Our guest curator for February is Shane Merrill of Empire Productions. Shane is one of the more well-known and respected promoters in the heavy and hardcore music scenes in and around the Chicago metro area and greater Midwest. Shane is a strong supporter of all things underground, “Any art that is being done strictly by the creators in their own vision without outside influence, to me, is underground.”
Along with curating this month’s Guest List, we did a brief interview with Shane to hear more about his beginnings as a promoter, his support of our local scenes; how the challenges of the pandemic have impacted him over the last year, and thoughts on moving forward in the year to come.
Shane reflects: “I played in a band and had friends that played in bands, and we all wanted to play shows. So I rented out the K of C (Knights of Columbus) Hall in my native suburb of Arlington Heights and did a show in May of 1997 for that reason, and it just grew from there. I was a part of the hardcore scene and word of me having a venue that could be used spread fast in within a couple weeks I did my first show with touring bands.”
Empire works with a large number of venues, ranging in scale from supporting national and international touring bills to putting together local shows. When working with local bands on a putting together a show, his look for something unique and different. “Hopefully they add something slightly different to the bill. Shows where all bands sound the same are boring to me. And also it’s important that they want to be on the show and are excited about it.”
Living through the pandemic over the last year has certainly been a huge challenge for everyone, duly so for people working in the live music industry. “It’s the darkest time I’ve ever been through, and I hope that once we are through with it, we never have to experience it again. We are doing our best to stay afloat but it hasn’t been easy and I’m not sure any of us could do this a second time. Hopefully in the future we pay more attention to science, saving us all a lot of grief, tragedy, and misfortune in the process.”
One of the main challenges is being creative with maintaining some sustainable level of income while keeping the music scene alive, at least virtually. “I personally have been delivering food to make ends meet. It was a side hustle for the winter months when we the music industry was active, and it became a full time job when the music industry paused. I also host a weekly Zoom trivia show, an extension of the trivia nights I hosted at Reggies before the pandemic. That has been very amazing to stay in touch with people and find a reason to smile a bit each week.”

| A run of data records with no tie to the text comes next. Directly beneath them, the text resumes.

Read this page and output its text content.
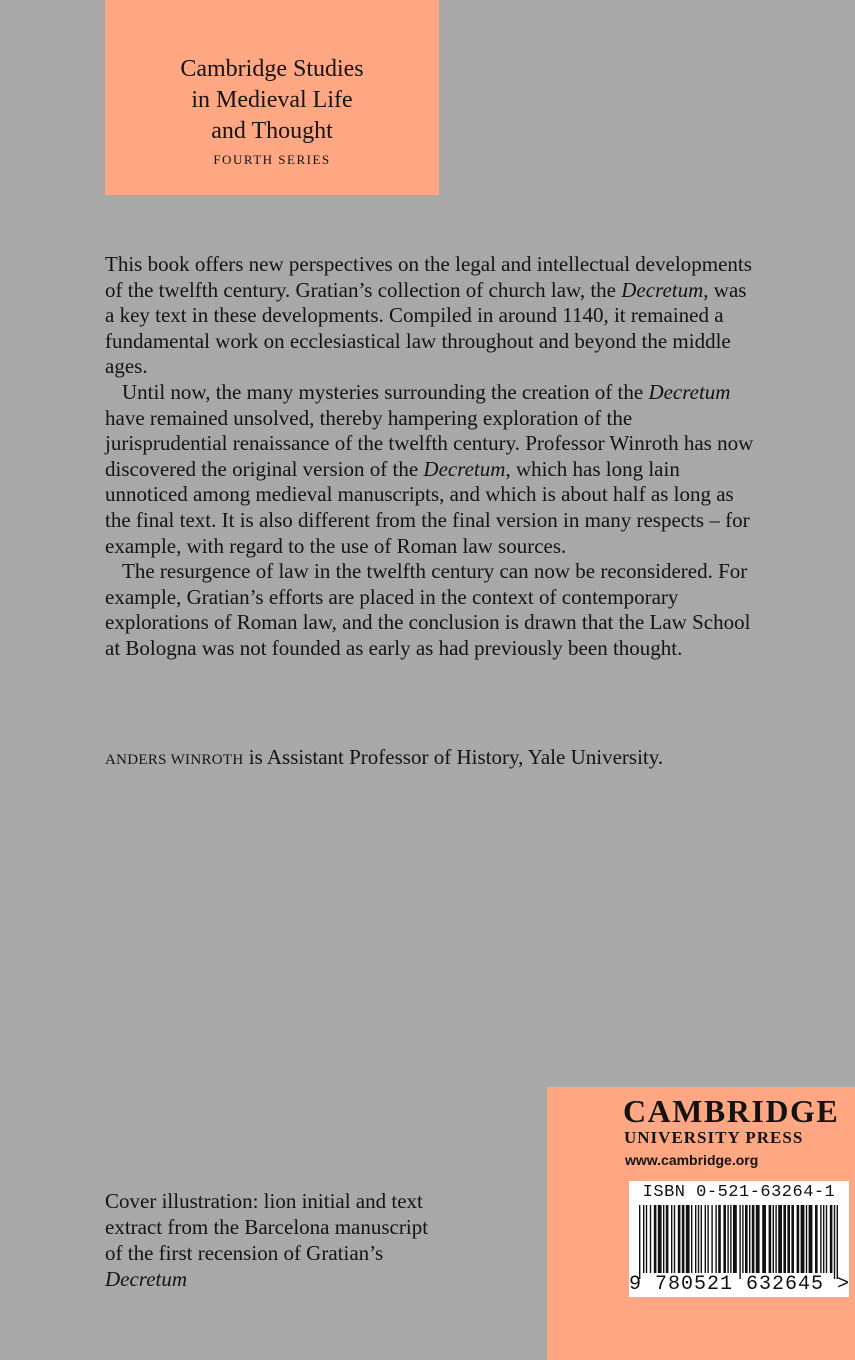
Cambridge Studies
in Medieval Life
and Thought
FOURTH SERIES

This book offers new perspectives on the legal and intellectual developments of the twelfth century. Gratian’s collection of church law, the Decretum, was a key text in these developments. Compiled in around 1140, it remained a fundamental work on ecclesiastical law throughout and beyond the middle ages.

Until now, the many mysteries surrounding the creation of the Decretum have remained unsolved, thereby hampering exploration of the jurisprudential renaissance of the twelfth century. Professor Winroth has now discovered the original version of the Decretum, which has long lain unnoticed among medieval manuscripts, and which is about half as long as the final text. It is also different from the final version in many respects – for example, with regard to the use of Roman law sources.

The resurgence of law in the twelfth century can now be reconsidered. For example, Gratian’s efforts are placed in the context of contemporary explorations of Roman law, and the conclusion is drawn that the Law School at Bologna was not founded as early as had previously been thought.

ANDERS WINROTH is Assistant Professor of History, Yale University.
Cover illustration: lion initial and text
extract from the Barcelona manuscript
of the first recension of Gratian’s
Decretum
CAMBRIDGE
UNIVERSITY PRESS
www.cambridge.org
ISBN 0-521-63264-1
9 780521 632645 >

“As far as Reggies, there was socially-distanced acoustic gigs going on through the summer on the roof and those will come back once the sinister winter subsides. Also the kitchen has remained open and the beach bar was open for some months this past summer and will open again in May. We are all hoping that we can get back to bringing full fledged live shows back at some point in 2021. We are just waiting now to see how long everything will take.”
Over the last year, the National Independent Venue Association came in to assist venues and live music industry professionals secure financial assistance through policy changes at the federal government level. “NIVA’s efforts were majorly responsible for the Save Our Stages act being included in the latest relief bill and the funds associated with that bill will literally prevent the closing of many venues across the country.”
In looking to the future, we need to follow science. “Science needs to be the guide here. Vaccines, treatments, cases, etc. It’s as simple as that. When the science says shows can come back, they will. Vaccines have to be wide spread for our governmental bodies to deem events safe. As much as we all miss live music, knowingly putting people in harms way by inviting them to a show before it’s safe isn’t an option in my opinion. I think eventually things will come back close to the way they were. Of course there will likely be a higher level of safety protocols and that’s a good thing. We evolve. I do think shows the way they were will come back. The question is when. It’s possible and even likely that when shows first come back some temporary additional safety measures will still be in place. I will be surprised if you can go to a show without a mask on before 2022.”